What made me remember was her surname. It appeared pretty for me then. As the calendars changed, the name became more familiar.

The next big thing about her was the large black & white photo in Mathrubhoomi. It was her second term as the Prime Minister. I was in third standard then.

By the time I joined my high school classes, I had garnered considerable knowledge on this lady. Her foreign education, how her father was killed, the number of her supporters in a male-dominated Muslim country... all were more-than-interesting facts.

But then, she also acquired another status in my mind: Corrupt.

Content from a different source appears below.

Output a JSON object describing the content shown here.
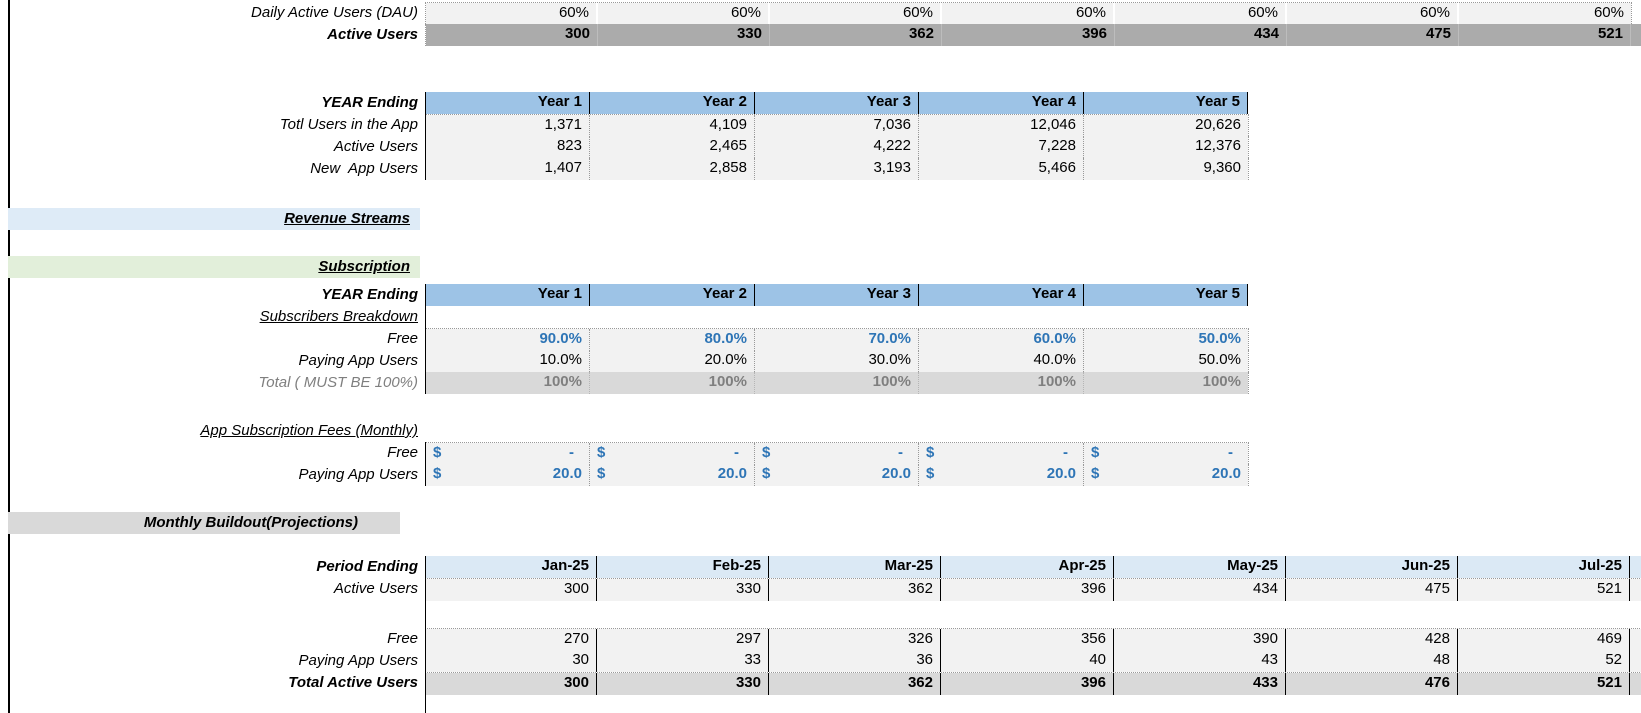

It was 1999, Nawaz Sharif was in power. Corruption cases against her featured regularly in the international pages of local dailies. The Vajpayee-Sharif peace movement had increased my esteem for the Pakistani premier. Benazir and her husband had fled Pakistan to avoid prosecution. Soon, Musharraf came and stole the headlines. I had left high school by then.

She was almost pushed into the corners of my memory.

She gained back the prime slot, only after seven long years. I was no more a student, but a man on his own. She was trying to forge an alliance with the deported Sharif to combat the General. Opportunistic politician, my mind muttered.

However, that plan never took off. Then she chose the General as her ally.
After eight years of exile life, she dared to return to Pakistan last October, only to be welcomed by the blood of her 139 supporters.

Still, she couldn’t regain the charisma she once had in my mind. And today, a sudden panic in the news desk gave away the news.
She was assassinated!

I went up to see the television, it showed her death as breaking news. I was walking back when I saw a computer screen with the Reuters update saying that she was hurt badly, not dead.

In my computer, a Bloomberg copy updated 25 minutes ago was showing that she had escaped unhurt.

That ignited a hope in my mind: What if she escaped?

But she had indeed gone. Another memory. Adieu Benazir.